Résultats du premier concours national d'agrégation de droit privé : liste des agrégés

Voici enfin la liste des agrégés classés par ordre de mérite

1 - GAUDEMET Sophie
2 - D'AVOUT d'AUERSTAEDT Louis
3 - AYNES Augustin
4 - BINCTIN Nicolas
5 - TREPPOZ Edouard
6 - AUBRY Helene
7 - GODOCHOT Sara
8 - LOKIEC Pascal
9 - CHAINAIS Cecile
10 - PICHARD Marc
11 - FERRIER Nicolas
12 - HONTEBEYRIE Antoine
13 - BONIS Evelyne
14 - SEGONDS Marc
15 - PIN Xavier
16 - GRIMALDI Cyril
17 - BICHERON Frederic
18 - GENICON Thomas
19 - REMY Benjamin
20 - MIGNOT Marc
21 - TRANCHAND Laetitia
22 - PERREAU-SAUSSINE Louis
23 - CHANTEPIE Gael
24 - ROUVIERE Frederic
25 - JULIEN Jerôme
26 - PARROT Karine
27 - DONDERO Bruno
28 - ZOLYNSKI Celia

Encore une fois, mes premières pensées vont vers ceux qui n'ont pas été agrégés. J'espère qu'ils l'auront la prochaine fois. Toutes mes félicitations aux nouveaux agrégés. Bravo à toutes et tous.
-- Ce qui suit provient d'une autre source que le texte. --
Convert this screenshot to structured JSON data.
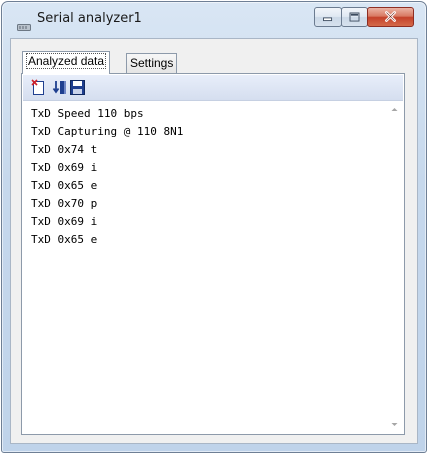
{
  "window": {
    "title": "Serial analyzer1",
    "icons": [
      "app-icon",
      "minimize-icon",
      "maximize-icon",
      "close-icon"
    ]
  },
  "tabs": [
    {
      "label": "Analyzed data",
      "selected": true
    },
    {
      "label": "Settings",
      "selected": false
    }
  ],
  "toolbar": {
    "icons": [
      "clear-icon",
      "capture-icon",
      "save-icon"
    ]
  },
  "log": {
    "lines": [
      "TxD Speed 110 bps",
      "TxD Capturing @ 110 8N1",
      "TxD 0x74 t",
      "TxD 0x69 i",
      "TxD 0x65 e",
      "TxD 0x70 p",
      "TxD 0x69 i",
      "TxD 0x65 e"
    ]
  },
  "colors": {
    "close_button": "#c4412a",
    "toolbar_icon_blue": "#1f3f8f",
    "toolbar_icon_red": "#d0202a"
  }
}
Je constate que le major est une jeune femme. Félicitations spéciales, chère major. Si je devais donner des conseils aux jeunes agrégés (ils n'en ont pas besoin), ce serait de bien prendre des vacances et ne pas se précipiter à la préparation des cours de l'année prochaine, sans oublier - mais c'est la moindre des choses - de ne pas trop tarder à aller se présenter dans leur nouvelle université. Je suis impatient - et je pense que tous les collègues le sont - de les recevoir.

J'attends d'avoir les universités d'origine et dès demain les affectations pour vous les communiquer.
Merci à tous ceux qui m'ont aidé à publier cette liste.

Résultats du premier concours national d'agrégation de droit privé : liste des postes

A défaut de publier la liste des agrégés que je n'ai pas encore, je vous communique celle des postes, grâce à mon ami, collègue, coéquipier de leçon de 24H il y a quelques année et... nouvel agrégé Jerôme Julien

Aix-Marseille III(2 postes)
Amiens
Angers
Antilles-Guyanne
Besançon
Bordeaux IV
Brest
Clermont-Ferrand
Dijon
Grenoble
Lille
Littoral (université du)
Lyon II
Lyon III
Nancy
Nantes
Paris XIIIe (2 postes)
Poitiers (2 postes)
Reims
Rennes
La Réunion
Rouen
Strasbourg III
Toulouse I
Tours
Valenciennes

Si mes calculs sont bons, il y a 28 postes offerts et de très belles universités (rires). Toutes les universités sont belles pour les agrégés.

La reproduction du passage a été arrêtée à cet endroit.